The chorus is not one sentence repeated; it is a multi‑key mantra, modulating through four archetypal notes of the Kaula scale:
Invitation (āhvāna) --> "Come along": Three successive calls crack open the inner ear. Repetition here functions like the triple utterance of OṂ—waking, dreaming, deep‑sleep—all rounded into turiya. Each time the phrase lands, another sheath of resistance falls away.
Revelation (darśana) --> "…and you'll see": Freedom is not promised as a future perk; it is an optic shift—seeing what has always been the case. Abhinavagupta glosses jñāna as “recognition (pratyabhijñā) of one’s own omnipresent light. [1] The Devi’s guarantee is exactly that flash of pratyabhijñā.
Compassion (karuṇā) --> "I'll ease your pain": Śakti here assumes the mantle of Mahākaruṇā Bhairavī. She does not anaesthetize suffering; she alchemizes it—turning duḥkha into rasa. Pain subsides because the subject who clutched it has melted in her embrace.
Time‑Drawing Power (Kālasaṃkarṣaṇī) -> "Let's seize this day": Kālasaṃkarṣaṇī Devi “draws every moment back into its source,” collapsing past and future into the lightning‑flash of the present. Seizing the day is not a frantic grab at opportunities; it is the visceral retraction of the whole time‑stream into aware presence. You are not racing the clock; you become the wellspring from which clocks arise.
Observe the chorus’ unfolding arc: invitation --> revelation --> compassion --> an empowered surge. That arc is the full circuit of a Kaulika practice session—call, vision, melting, surge. By the final repeat, the mantra is no longer sung to you. It is erupting from you, the way thunder finally realises it is the sky.
[Verse 2]
Stay out, stay clear but stay close
Friends, foes, God only knows
Let's be the thorn on the rose
Time flies, make a statement, strike a pose
Here the Devi turns paradoxical — the mood of Lalitā, playful mistress of ambivalence.
“Stay out, stay clear but stay close” — She warns and beckons at once. The mystery is not solved; it is entered.
“Friends, foes, God only knows” — dualities blur. On the Kaula path, the enemy and the beloved are often the same mirror.
“Let’s be the thorn on the rose” — She is not asking you to be soft and agreeable. She’s asking you to be real. The thorn protects the nectar; the yoginī is never merely ornamental.
“Strike a pose” — a mudrā, a conscious freeze‑frame that seals Śakti in flesh. Every gesture becomes utterance.
[Chorus] (spiral return)
Each return to the chorus is a deeper spiral inward. The same words now land differently — because you are different. That is how mantra works; that is how Tantra lives.
[Bridge]
Time flies, make a statement, take a stand…
Time flies, take your chance
Now the Goddess raises Her voice. This is vāc‑siddhi in action. “Time flies” — a truth we deny every day. “Make a statement” — the truth of your being is not for storage. It is for expression.

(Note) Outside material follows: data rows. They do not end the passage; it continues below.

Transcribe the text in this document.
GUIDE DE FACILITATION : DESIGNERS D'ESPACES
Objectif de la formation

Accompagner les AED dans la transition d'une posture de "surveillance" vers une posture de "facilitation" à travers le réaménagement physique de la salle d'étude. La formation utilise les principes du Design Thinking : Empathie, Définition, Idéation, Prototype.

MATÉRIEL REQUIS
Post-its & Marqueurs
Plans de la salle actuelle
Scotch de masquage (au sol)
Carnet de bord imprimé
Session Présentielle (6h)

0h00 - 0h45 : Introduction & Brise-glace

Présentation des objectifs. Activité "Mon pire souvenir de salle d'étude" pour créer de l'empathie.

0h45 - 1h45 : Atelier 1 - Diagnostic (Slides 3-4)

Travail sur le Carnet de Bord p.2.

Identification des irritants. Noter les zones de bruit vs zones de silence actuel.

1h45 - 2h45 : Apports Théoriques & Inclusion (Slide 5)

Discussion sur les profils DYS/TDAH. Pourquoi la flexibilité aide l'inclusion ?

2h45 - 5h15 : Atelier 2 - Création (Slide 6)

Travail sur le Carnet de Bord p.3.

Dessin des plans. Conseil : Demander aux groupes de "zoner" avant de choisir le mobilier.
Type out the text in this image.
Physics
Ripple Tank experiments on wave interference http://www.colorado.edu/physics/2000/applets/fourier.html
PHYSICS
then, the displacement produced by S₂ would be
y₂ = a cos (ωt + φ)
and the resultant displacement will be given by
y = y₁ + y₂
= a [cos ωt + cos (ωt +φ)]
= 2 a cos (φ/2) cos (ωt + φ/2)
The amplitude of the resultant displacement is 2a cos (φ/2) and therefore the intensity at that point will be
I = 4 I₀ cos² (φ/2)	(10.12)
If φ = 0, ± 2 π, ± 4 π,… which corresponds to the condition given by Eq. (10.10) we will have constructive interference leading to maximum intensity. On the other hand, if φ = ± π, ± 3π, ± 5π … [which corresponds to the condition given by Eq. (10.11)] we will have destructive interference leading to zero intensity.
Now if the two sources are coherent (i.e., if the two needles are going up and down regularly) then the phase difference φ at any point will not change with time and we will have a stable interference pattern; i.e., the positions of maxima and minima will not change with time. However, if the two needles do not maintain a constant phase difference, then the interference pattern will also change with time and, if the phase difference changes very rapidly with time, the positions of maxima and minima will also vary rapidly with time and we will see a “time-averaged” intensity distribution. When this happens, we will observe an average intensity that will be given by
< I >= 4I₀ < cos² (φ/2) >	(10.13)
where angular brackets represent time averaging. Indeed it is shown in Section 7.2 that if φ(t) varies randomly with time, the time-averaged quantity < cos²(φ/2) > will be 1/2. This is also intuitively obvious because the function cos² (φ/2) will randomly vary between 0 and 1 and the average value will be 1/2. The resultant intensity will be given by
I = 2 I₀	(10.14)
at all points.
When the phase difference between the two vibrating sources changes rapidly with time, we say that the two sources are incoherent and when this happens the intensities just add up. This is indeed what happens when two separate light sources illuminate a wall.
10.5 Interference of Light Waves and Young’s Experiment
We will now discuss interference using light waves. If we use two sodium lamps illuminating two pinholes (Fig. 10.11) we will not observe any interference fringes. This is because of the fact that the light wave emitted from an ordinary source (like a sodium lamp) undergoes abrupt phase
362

“Take your chance” — not when you’re ready. Now. The Devi never waits for the perfect moment — She is the moment.
[Chorus] (final ignition)
If you have listened with your soul, this last chorus is no longer an invitation from another. It is your own inner Śakti singing back to you.
[Outro]
Come along now, come along with me…
What it’s like to be free
Oh, come along with me
The mantra dissolves into quiet. The journey doesn’t end — it begins. She disappears at the forest’s edge, barefoot, laughing, glancing once over Her shoulder. Are you coming?
This song is a Mahāvidyā disguised as a groove — a gospel for those who never read śāstra yet feel awakening throb in the chest. She is not asking for belief. She is asking for your presence. For your dance.
To come along is not to follow, but to walk beside Her, in rhythm with the wild, sovereign current of your own being.
This is svecchācāra — the sacred path of moving by your innermost will, which is not separate from Hers.
This is not entertainment.
This is Śakti calling.
Will you go?
[1] Īśvarapratyabhijñā-vimarśinī, Āhnika 1:
pratīpam ātmābhimukhyena jñānaṃ — prakāśaḥ pratyabhijñā
“Knowledge (jñāna)—turned back toward the Self—is pure light: that is recognition (pratyabhijñā).”